One of the nice properties of power series is that they can be integrated and differentiated term-by-term. For example,

$$\frac{d}{dx} \frac{1}{1-x} = \frac{1}{(1-x)^2}$$

so we have the following power series representation.

$$\frac{1}{(1-x)^2} = 1+2x+3x^2+4x^3+ \ldots \mbox{, for $\mid x \mid < 1$}$$

Note that the interval of convergence is exactly the same as for the original series, neglecting the behavior at the endpoints.

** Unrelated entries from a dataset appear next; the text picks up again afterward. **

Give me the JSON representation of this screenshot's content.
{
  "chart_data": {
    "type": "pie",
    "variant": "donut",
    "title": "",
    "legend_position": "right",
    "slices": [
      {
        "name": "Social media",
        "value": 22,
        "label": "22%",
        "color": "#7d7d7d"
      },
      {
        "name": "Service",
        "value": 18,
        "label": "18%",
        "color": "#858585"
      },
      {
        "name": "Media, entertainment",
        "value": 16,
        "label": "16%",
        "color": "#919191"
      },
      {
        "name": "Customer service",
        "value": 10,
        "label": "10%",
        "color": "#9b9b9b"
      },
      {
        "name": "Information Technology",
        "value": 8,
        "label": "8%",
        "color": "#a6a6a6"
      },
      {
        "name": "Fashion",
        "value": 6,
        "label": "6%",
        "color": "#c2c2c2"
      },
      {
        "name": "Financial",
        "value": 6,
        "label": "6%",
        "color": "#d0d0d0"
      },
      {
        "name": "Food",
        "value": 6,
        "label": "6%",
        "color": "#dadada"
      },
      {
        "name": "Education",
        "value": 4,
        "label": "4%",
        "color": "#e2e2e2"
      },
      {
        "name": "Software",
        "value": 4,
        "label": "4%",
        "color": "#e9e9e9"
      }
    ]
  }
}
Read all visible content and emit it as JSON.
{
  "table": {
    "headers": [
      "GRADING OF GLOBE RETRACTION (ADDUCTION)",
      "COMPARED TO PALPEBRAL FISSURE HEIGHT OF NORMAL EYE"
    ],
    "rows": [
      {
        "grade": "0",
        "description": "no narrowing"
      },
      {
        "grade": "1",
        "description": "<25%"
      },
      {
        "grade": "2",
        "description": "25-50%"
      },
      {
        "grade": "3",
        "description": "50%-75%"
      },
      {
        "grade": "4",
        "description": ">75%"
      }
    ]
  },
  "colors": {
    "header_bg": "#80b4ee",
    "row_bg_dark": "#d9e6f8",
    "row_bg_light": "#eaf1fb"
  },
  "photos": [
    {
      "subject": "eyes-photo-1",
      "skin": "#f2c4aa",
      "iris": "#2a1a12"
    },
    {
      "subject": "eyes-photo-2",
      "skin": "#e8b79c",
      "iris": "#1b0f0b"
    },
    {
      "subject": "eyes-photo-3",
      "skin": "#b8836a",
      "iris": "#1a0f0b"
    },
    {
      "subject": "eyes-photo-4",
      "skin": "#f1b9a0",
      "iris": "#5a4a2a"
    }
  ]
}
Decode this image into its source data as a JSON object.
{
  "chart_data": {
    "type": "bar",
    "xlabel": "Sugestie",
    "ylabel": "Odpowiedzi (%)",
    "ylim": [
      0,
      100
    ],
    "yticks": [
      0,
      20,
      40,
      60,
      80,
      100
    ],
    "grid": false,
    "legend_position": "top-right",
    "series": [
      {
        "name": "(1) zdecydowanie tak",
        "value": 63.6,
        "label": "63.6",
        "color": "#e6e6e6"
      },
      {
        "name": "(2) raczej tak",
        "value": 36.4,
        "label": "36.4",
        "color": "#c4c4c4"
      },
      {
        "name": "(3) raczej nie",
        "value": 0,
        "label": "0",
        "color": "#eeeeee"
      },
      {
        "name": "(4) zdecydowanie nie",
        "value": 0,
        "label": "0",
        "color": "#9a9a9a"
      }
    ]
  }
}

Integrating a power series term-by-term is very similar, but you may have to include a constant of integration. For example, integrating the power series representation for $\exp(x)$ term by term gives

$$\int 1+x + \frac{x^2}{2!} + \frac{x^3}{3!} + \ldots \, dx = C +x + \frac{x^2}{2!} + \frac{x^3}{3!} + \frac{x^{4}}{4!} + \ldots$$

You would have to set $C=1$ to make the right hand side the power series representation for $\exp(x)$.

Exercises

1. For the following functions,compare the partial sums of power series up to various orders obtained directly with those obtained by applying addition, subtraction, substitution, multiplication, or division to the power series for $\exp(x)$, $\cos(x)$, $\sin(x)$, or the geometric series for $1/(1-x)$. See the examples in the Getting Started worksheet.
   1. $f(x) = \exp(2x)$.
   2. $f(x) = x \exp(-x^2)$.
   3. $f(x) = (1-\cos(x))/x^2$
   4. $f(x) = x^2/(1-2x)$ (Hint - start with the series for $1/(1-x)$)
   5. $f(x) = \sin(x^3)$
2. Use substitution followed by integration to generate the first three terms in the Taylor series with base point $a=0$ for $\ln(1+x)$. Start with the series for $1/(1-x)$.

3. In the background section we only considered multiplication of series by polynomials. Suppose you wanted to generate the Taylor polynomial of order ten with base point $x=0$ for the function $$h(x)=\frac{\exp(x)}{1+x}$$. Can you do this by multiplying Taylor polynomials for $\exp(x)$ and $$\frac{1}{1+x}$$?